After following the sloped edge of the mountainside, I opted to hop down to the ravine and follow that upward. The local cows had also ordained that the easiest way up to the pass; who am I to argue their knowledge of the landscape? I followed their tracks to a vast expanse near the top.
What I thought would be the edge of the mountain unfolded into an ever-reaching vista with rolling sagebrush-green hills and the ever-prominent Uinta mountains standing guard over the small towns below in the distance. It reminded me of my plans this summer to hike across the long spine of dramatic and beautiful mountain ranges of Utah, to see all there is. A moment of mourning for the lost opportunity gave way to appreciation for where I was.
The locals were less than enthusiastic about my presence. As I passed by I softly talked to them trying to assure them I was just walking through. They responded with low grunts and shortly running away in large groups. As I walked away and made my way up the mountainside, I could hear them screaming and hollering in the distance, calling their council among the trees back into session.
As I moved, so too did the grass in front of me. Before long I realized there was a sea of crickets that had called this place home, and so I watched my step. I had to pull my foot back at one point as I noticed I was about to crush a horny toad perfectly camouflaged among the sand and rock.
And up I went.
As I ascended, the desert sank below me.
And a perfect ridge line manifested into existence.

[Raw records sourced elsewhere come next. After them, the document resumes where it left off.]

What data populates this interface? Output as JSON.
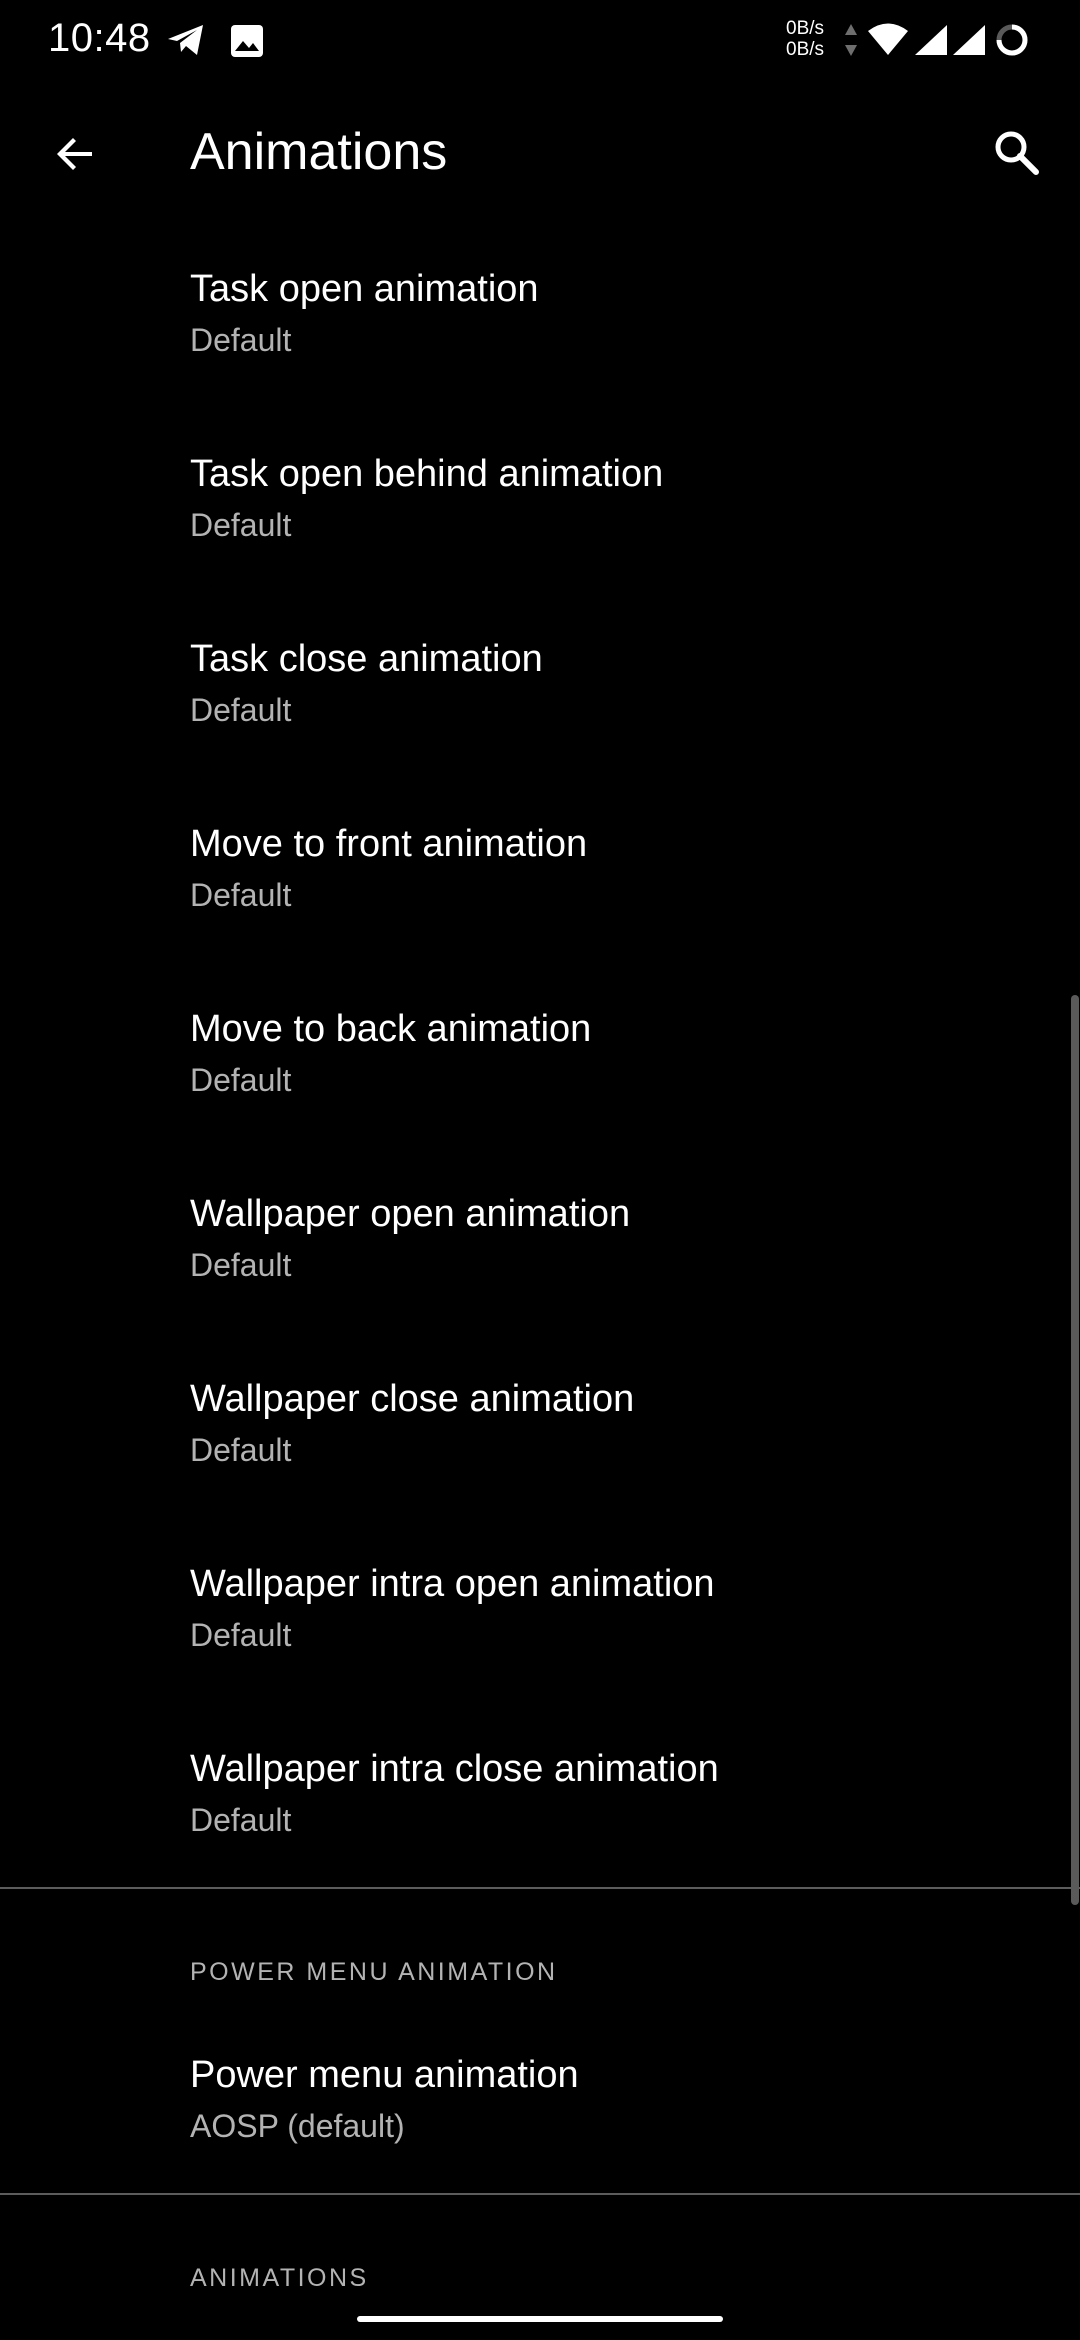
{
  "status_bar": {
    "time": "10:48",
    "net_up": "0B/s",
    "net_down": "0B/s",
    "icons": [
      "telegram-icon",
      "image-icon",
      "data-arrows-icon",
      "wifi-icon",
      "signal-icon",
      "signal-icon-2",
      "battery-ring-icon"
    ]
  },
  "app_bar": {
    "title": "Animations",
    "back_icon": "arrow-back-icon",
    "search_icon": "search-icon"
  },
  "items": [
    {
      "title": "Task open animation",
      "value": "Default"
    },
    {
      "title": "Task open behind animation",
      "value": "Default"
    },
    {
      "title": "Task close animation",
      "value": "Default"
    },
    {
      "title": "Move to front animation",
      "value": "Default"
    },
    {
      "title": "Move to back animation",
      "value": "Default"
    },
    {
      "title": "Wallpaper open animation",
      "value": "Default"
    },
    {
      "title": "Wallpaper close animation",
      "value": "Default"
    },
    {
      "title": "Wallpaper intra open animation",
      "value": "Default"
    },
    {
      "title": "Wallpaper intra close animation",
      "value": "Default"
    }
  ],
  "sections": {
    "power_menu": {
      "header": "POWER MENU ANIMATION",
      "item": {
        "title": "Power menu animation",
        "value": "AOSP (default)"
      }
    },
    "animations": {
      "header": "ANIMATIONS"
    }
  },
  "colors": {
    "background": "#000000",
    "primary_text": "#ffffff",
    "secondary_text": "#b3b3b3",
    "divider": "#5c5c5c"
  }
}
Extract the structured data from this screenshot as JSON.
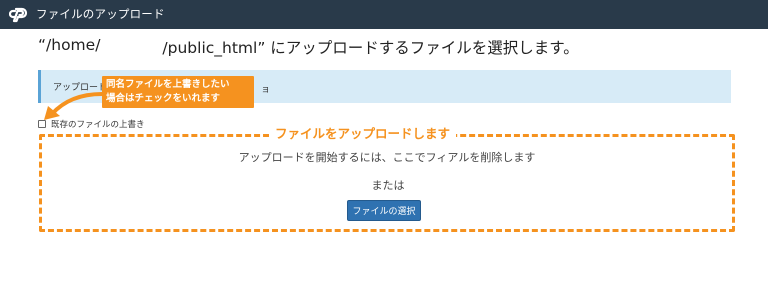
{
  "header": {
    "logo_icon": "cpanel-logo-icon",
    "title": "ファイルのアップロード"
  },
  "heading": {
    "prefix": "“/home/",
    "suffix": "/public_html” にアップロードするファイルを選択します。"
  },
  "info": {
    "text": "アップロード",
    "trail": "ョ"
  },
  "callout": {
    "line1": "同名ファイルを上書きしたい",
    "line2": "場合はチェックをいれます",
    "color": "#f5921f"
  },
  "overwrite": {
    "label": "既存のファイルの上書き",
    "checked": false
  },
  "dropzone": {
    "label": "ファイルをアップロードします",
    "instructions": "アップロードを開始するには、ここでフィアルを削除します",
    "or": "または",
    "button": "ファイルの選択"
  },
  "colors": {
    "topbar": "#293a4a",
    "accent": "#f5921f",
    "info_bg": "#d7ebf7",
    "button": "#2f72b1"
  }
}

And so did the end of my climb. The summit ahead blocked by a rock wall I was in no mood to deal with at that particular moment had me settling down on the peak I’d already ascended, and I figured it was as good a place as any to stop. Some mountains are a better view than they are a summit at any rate, and I liked this particular view just fine.
As I wandered around the summit I found a survey marker where I assume the mountain was named ‘Ferner’. A look over maps post-hike didn’t reveal much more information on this particular summit. Ferner has a weird ring to it that I’m more or less particular to.
After admiring the view, I made my way down the ridgeline that bounced and wound its way back to the parking lot where I could follow the dirt road back to my car. Instead of leaving immediately when I got to my car, I decided to stop at a small forest near the mouth of the canyon and let my post-hike muscles settle in the hot sun and dry desert wind.
The western desert of Utah is not as obviously dramatic or striking as its southern counterpart, what with the likes of Zion and Bryce and Arches to contend with the competition ends quite fast. Though there’s something to be said for the calm beauty of it all. It has no need for striking canyons and structures carved out of the terrain over thousands of years of wind and water erosion. It has soft dry grass, shallow green forests, a rare oasis to be found, and an expanse of unending dramatic mountains begging to be climbed by those seeking something more than the end of a trail.
The west desert is a priceless gem in our modern world. Largely uninhabited and full of forgotten views and sometimes inaccessible by trail. A hiker works for their views in this place in more ways than simple physicality, the result is the rewards are far greater and a person develops a strong connection to the land they travel. I will be spending more time here, it’s worth that at least.